Na visão de Henry, portanto, Joseph deveria retomar suas funções de ministro de Assuntos Estrangeiros. "Se não houvesse necessidade de outro governo, acho que o presidente Jovenel Moïse não teria vindo me procurar", disse o aspirante a premiê, acrescentando que as negociações para a formação de seu gabinete estavam bem avançadas.
Questionado sobre quando as condições políticas atuais do país lhe permitiriam assumir o cargo, Henry respondeu nos seguintes termos: "Havia um cronograma planejado com o presidente Jovenel Moïse. Mas ele morreu. Acho que temos que chegar a um consenso com todos os atores, não sou o único no comando."
Para Jean Wilner Morin, presidente da associação nacional de juízes haitianos, Joseph, de fato, não cumpre os requisitos da Constituição para seguir formalmente no comando do país. O principal deles seria obter, por meio de uma votação, o aval do Parlamento.
Nesse sentido, a ação prévia de Moïse é a responsável por impedir a aprovação dada pelo Legislativo. No ano passado, ele suspendeu dois terços do Senado, toda a Câmara dos Deputados e todos os prefeitos --e vinha governando por meio de decretos desde então. Sem o Parlamento atuante, portanto, o atual premiê não encontra respaldo na lei haitiana para ocupar a Presidência.
Henry, segundo a entrevista ao Le Nouvelliste, aposta na interlocução com a classe política do país, incluindo os dez senadores que ainda seguem em seus cargos. Além disso, ele disse estar em contato com atores da comunidade internacional, embora não tenha especificado a quem se refere.
Diante do impasse, o presidente da Suprema Corte do país seria o nome a preencher a lacuna deixada por Moïse, mas o último detentor do cargo, René Sylvestre, morreu no mês passado, vítima da Covid-19.
O Haiti já vivia uma crise política e uma disputa de narrativas antes do ataque ao presidente. De um lado, a oposição defendia que o mandato presidencial havia terminado em fevereiro deste ano, cinco anos após a data em que Moïse deveria ter tomado posse, em fevereiro de 2016, caso a eleição de 2015 não tivesse sido anulada em meio a acusações de fraudes.

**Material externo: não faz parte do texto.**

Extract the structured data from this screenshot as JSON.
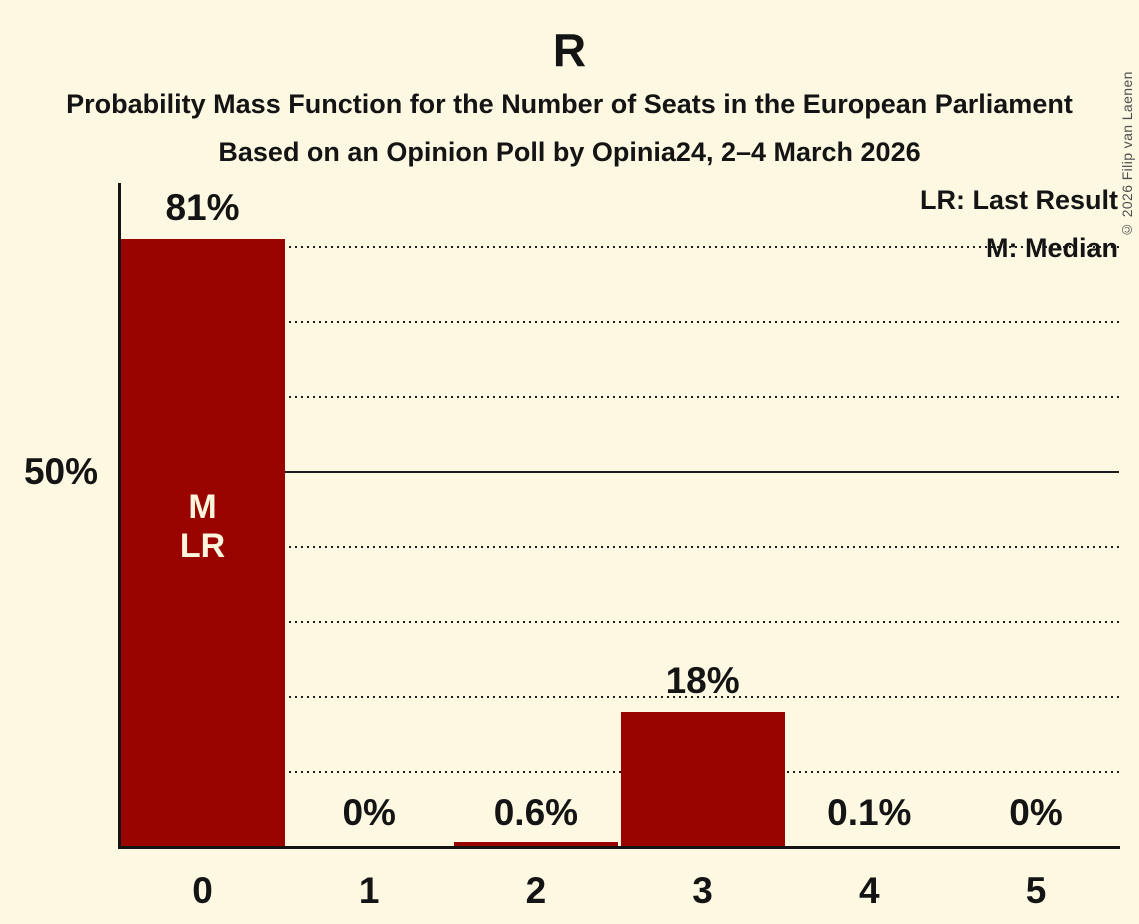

Do outro lado, o líder haitiano argumentava que seu mandato terminaria apenas em 2022, uma vez que ele só assumiu o cargo em 2017, após um ano de governo interino do qual ele não fazia parte --posição defendida pela Organização dos Estados Americanos (OEA) e pelos Estados Unidos.
O plano da oposição para trocar o comando do país exigia que membros da sociedade civil e líderes políticos escolhessem um novo presidente entre os juízes da Suprema Corte, em vez de esperar pelas eleições gerais marcadas para setembro.
Mas essa estratégia levou à prisão de mais de mais de 20 pessoas, entre as quais um juiz da mais alta instância da Justiça haitiana e um dos inspetores-gerais da polícia, sob a acusação de envolvimento em uma tentativa de golpe de Estado e em uma conspiração para assassinar Moïse.